Bleed Out

Released

John Darnielle’s inspirations run broader than most, and at least a fair amount deeper: you not only believe he cares deeply about the reasons why subcultural phenomena like pro wrestling (Beat the Champ), high fantasy (In League with Dragons), and goths (Goths) fascinate him, but why and how they shape the lives of others, and how those people internalize all those milieu’s contradictions and ways of being evasive.
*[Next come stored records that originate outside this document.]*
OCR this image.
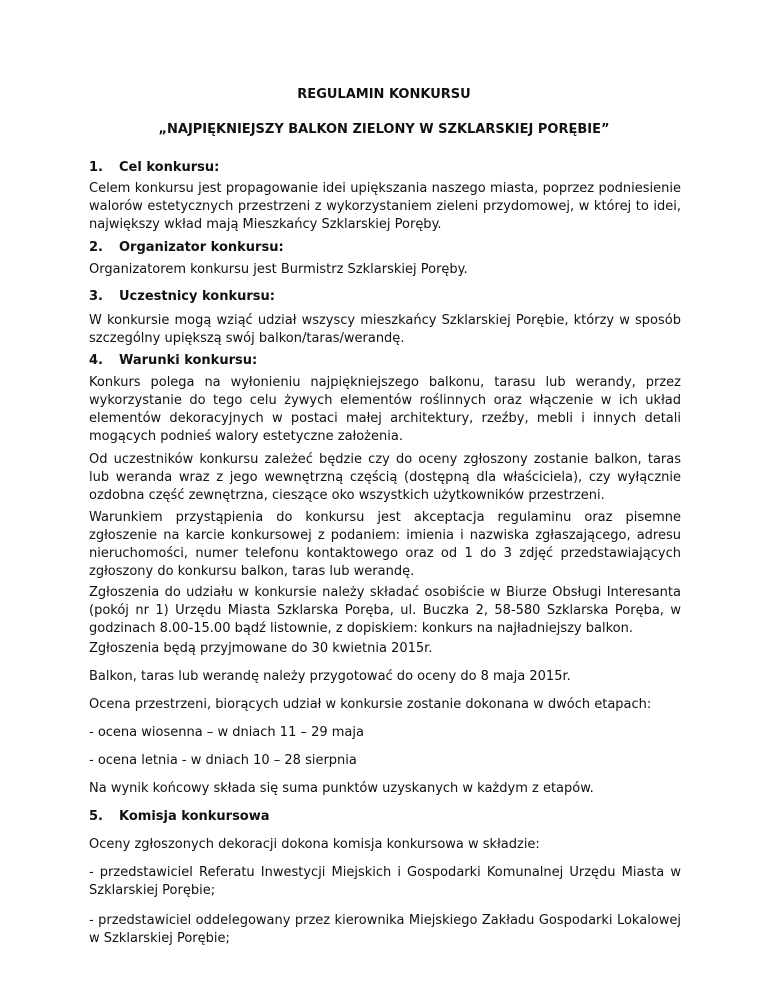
REGULAMIN KONKURSU
„NAJPIĘKNIEJSZY BALKON ZIELONY W SZKLARSKIEJ PORĘBIE”
1. Cel konkursu:
Celem konkursu jest propagowanie idei upiększania naszego miasta, poprzez podniesienie walorów estetycznych przestrzeni z wykorzystaniem zieleni przydomowej, w której to idei, największy wkład mają Mieszkańcy Szklarskiej Poręby.
2. Organizator konkursu:
Organizatorem konkursu jest Burmistrz Szklarskiej Poręby.
3. Uczestnicy konkursu:
W konkursie mogą wziąć udział wszyscy mieszkańcy Szklarskiej Porębie, którzy w sposób szczególny upiększą swój balkon/taras/werandę.
4. Warunki konkursu:
Konkurs polega na wyłonieniu najpiękniejszego balkonu, tarasu lub werandy, przez wykorzystanie do tego celu żywych elementów roślinnych oraz włączenie w ich układ elementów dekoracyjnych w postaci małej architektury, rzeźby, mebli i innych detali mogących podnieś walory estetyczne założenia.
Od uczestników konkursu zależeć będzie czy do oceny zgłoszony zostanie balkon, taras lub weranda wraz z jego wewnętrzną częścią (dostępną dla właściciela), czy wyłącznie ozdobna część zewnętrzna, cieszące oko wszystkich użytkowników przestrzeni.
Warunkiem przystąpienia do konkursu jest akceptacja regulaminu oraz pisemne zgłoszenie na karcie konkursowej z podaniem: imienia i nazwiska zgłaszającego, adresu nieruchomości, numer telefonu kontaktowego oraz od 1 do 3 zdjęć przedstawiających zgłoszony do konkursu balkon, taras lub werandę.
Zgłoszenia do udziału w konkursie należy składać osobiście w Biurze Obsługi Interesanta (pokój nr 1) Urzędu Miasta Szklarska Poręba, ul. Buczka 2, 58-580 Szklarska Poręba, w godzinach 8.00-15.00 bądź listownie, z dopiskiem: konkurs na najładniejszy balkon.
Zgłoszenia będą przyjmowane do 30 kwietnia 2015r.
Balkon, taras lub werandę należy przygotować do oceny do 8 maja 2015r.
Ocena przestrzeni, biorących udział w konkursie zostanie dokonana w dwóch etapach:
- ocena wiosenna – w dniach 11 – 29 maja
- ocena letnia - w dniach 10 – 28 sierpnia
Na wynik końcowy składa się suma punktów uzyskanych w każdym z etapów.
5. Komisja konkursowa
Oceny zgłoszonych dekoracji dokona komisja konkursowa w składzie:
- przedstawiciel Referatu Inwestycji Miejskich i Gospodarki Komunalnej Urzędu Miasta w Szklarskiej Porębie;
- przedstawiciel oddelegowany przez kierownika Miejskiego Zakładu Gospodarki Lokalowej w Szklarskiej Porębie;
For Bleed Out, he draws his empathetic readings from the world of the action thriller — cinematic, for the most part, and explicitly so in giddy genre-exercise whether they’re sincere examinations of tropes like “Training Montage” or iconoclastic “John Rambo never went to Vietnam”-level reality-checks like “First Blood.” And since his long-running backing band has proven to play even more to the strength of Darnielle’s emotional intensity than John’s old one-man tape-hiss era did, Bleed Out has a full-powered breadth to its scope that bursts out like squibs in a giallo flick. A knuckles-out tension permeates this record that never really lets up on its relentless Point Blank Lee Marvin drive until the last-gasp closer title cut. But when the route runs through clean-lined post-alt-rock (“Mark On You”), deceptively triumphant yet searingly doomed Americana (“Hostages”), and paranoia-stoking Blondie-esque disco (“Guys on Every Corner”) it’s best not to let up on the gas.